Mi pare che su ‘Down On The Upside’ doveva essere presente ‘Karaoke’, un brano in cui prendevate posizione contro i replicanti del grunge, o presunti tali. Come mai poi avete deciso di non pubblicarlo?
“Il discorso è che produciamo così tanto materiale che i pezzi stanno ad aspettare anche per anni, prima di essere inseriti da qualche parte. Il problema risiede nella mole di lavoro a cui ci sottoponiamo durante lo sviluppo dei brani, spendiamo un sacco di tempo su quelli che non sono finiti o che contengono idee a cui siamo particolarmente interessati. Quando scrissi ‘Karaoke’ ne stavamo aggiustando altri 4 o 5, così è finito nel cassetto delle cose da rivedere. Per esempio, sai che ‘Tighter & Tighter’ era già pronto per ‘Superunknown’ e ‘No Attention’ addirittura risale alle sessions per ‘Badmotorfinger’? Questo per farti capire che la gestazione delle nostre canzoni è piuttosto lunga e laboriosa, e non sempre segue un iter prestabilito.”

Un ruolo di primo piano, nella scaletta del disco, lo recita ‘Never The Machine Forever’, che tra l’altro parla di una esperienza personale vissuta dal chitarrista Kim Thayil, una sorta di contrasto tra la vita e la morte… Cosa c’è di più preciso?

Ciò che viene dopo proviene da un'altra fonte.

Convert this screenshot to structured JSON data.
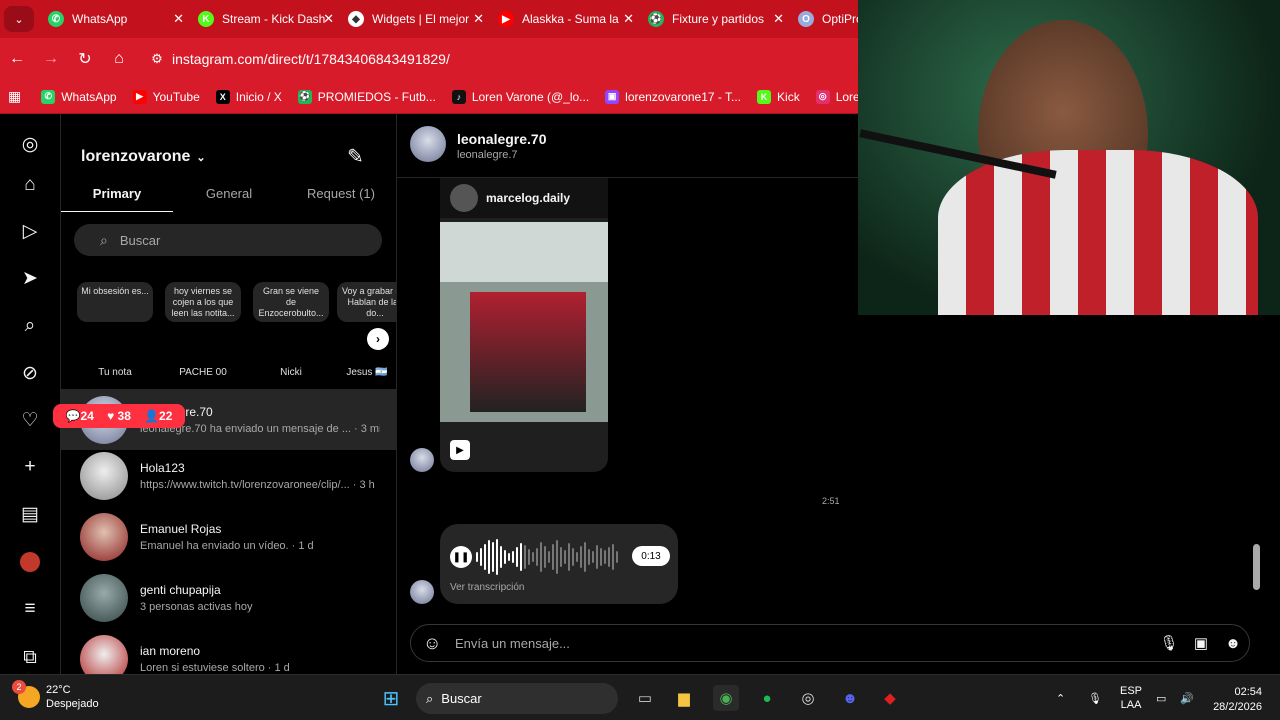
{
  "browser": {
    "tabs": [
      {
        "title": "WhatsApp",
        "color": "#25d366",
        "glyph": "✆"
      },
      {
        "title": "Stream - Kick Dash",
        "color": "#53fc18",
        "glyph": "K"
      },
      {
        "title": "Widgets | El mejor",
        "color": "#ffffff",
        "glyph": "◆"
      },
      {
        "title": "Alaskka - Suma la",
        "color": "#ff0000",
        "glyph": "▶"
      },
      {
        "title": "Fixture y partidos",
        "color": "#1db954",
        "glyph": "⚽"
      },
      {
        "title": "OptiProject",
        "color": "#9ad",
        "glyph": "O"
      }
    ],
    "url": "instagram.com/direct/t/17843406843491829/",
    "bookmarks": [
      {
        "label": "WhatsApp",
        "glyph": "✆",
        "color": "#25d366"
      },
      {
        "label": "YouTube",
        "glyph": "▶",
        "color": "#ff0000"
      },
      {
        "label": "Inicio / X",
        "glyph": "X",
        "color": "#000000"
      },
      {
        "label": "PROMIEDOS - Futb...",
        "glyph": "⚽",
        "color": "#1db954"
      },
      {
        "label": "Loren Varone (@_lo...",
        "glyph": "♪",
        "color": "#111111"
      },
      {
        "label": "lorenzovarone17 - T...",
        "glyph": "▣",
        "color": "#9146ff"
      },
      {
        "label": "Kick",
        "glyph": "K",
        "color": "#53fc18"
      },
      {
        "label": "Lorenzo",
        "glyph": "◎",
        "color": "#e1306c"
      }
    ]
  },
  "inbox": {
    "account": "lorenzovarone",
    "tabs": [
      "Primary",
      "General",
      "Request (1)"
    ],
    "search_placeholder": "Buscar",
    "notes": [
      {
        "text": "Mi obsesión es...",
        "name": "Tu nota"
      },
      {
        "text": "hoy viernes se cojen a los que leen las notita...",
        "name": "PACHE 00"
      },
      {
        "text": "Gran se viene de Enzocerobulto...",
        "name": "Nicki"
      },
      {
        "text": "Voy a grabar de: Hablan de las do...",
        "name": "Jesus 🇦🇷"
      }
    ],
    "threads": [
      {
        "name": "leonalegre.70",
        "preview": "leonalegre.70 ha enviado un mensaje de ... · 3 min"
      },
      {
        "name": "Hola123",
        "preview": "https://www.twitch.tv/lorenzovaronee/clip/... · 3 h"
      },
      {
        "name": "Emanuel Rojas",
        "preview": "Emanuel ha enviado un vídeo. · 1 d"
      },
      {
        "name": "genti chupapija",
        "preview": "3 personas activas hoy"
      },
      {
        "name": "ian moreno",
        "preview": "Loren si estuviese soltero · 1 d"
      }
    ],
    "notif": {
      "comments": "24",
      "likes": "38",
      "follows": "22"
    }
  },
  "chat": {
    "name": "leonalegre.70",
    "username": "leonalegre.7",
    "shared_post_user": "marcelog.daily",
    "timestamp": "2:51",
    "voice_duration": "0:13",
    "voice_transcript": "Ver transcripción",
    "composer_placeholder": "Envía un mensaje..."
  },
  "taskbar": {
    "temp": "22°C",
    "condition": "Despejado",
    "weather_badge": "2",
    "search": "Buscar",
    "lang_top": "ESP",
    "lang_bottom": "LAA",
    "time": "02:54",
    "date": "28/2/2026"
  }
}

“Si può dire che sì, effettivamente, è basata su una sua esperienza vissuta in prima persona, ma sulla storia precisa non saprei come spiegartela, perché sono sensazioni proprie di Kim. Ho comunque cercato di descriverla in base a come l’ho interpretata e sentita personalmente.”

E della vicenda legata al brano ‘Jerry Garcia’s Finger’, incluso nel vostro CD-rom ‘Alive In The Superunknown’, cosa mi dici? Sembrava avesse risvolto macabri, dato che erano filtrate notizie che riportavano il “furto” del dito del leader dei Grateful Dead…
“No, no, non fraintendere, sono solo invenzioni dei giornalisti… Ti spiego per bene la faccenda: un giorno stavamo facendo delle jam-sessions per provare dei pezzi da inserire nel CD-rom, e, quel giorno, i Grateful Dead suonavano a Seattle. Poco tempo dopo Jerry Garcia è morto, così abbiamo pensato di dedicare quel pezzo, che provavamo quel giorno, a lui. Inizialmente lo volevamo intitolare ‘Jerry Garcia’s Dead’, poi invece pensammo che forse era di cattivo gusto, fino a che la scelta è ricaduta su ‘Jerry Garcia’s Finger’.”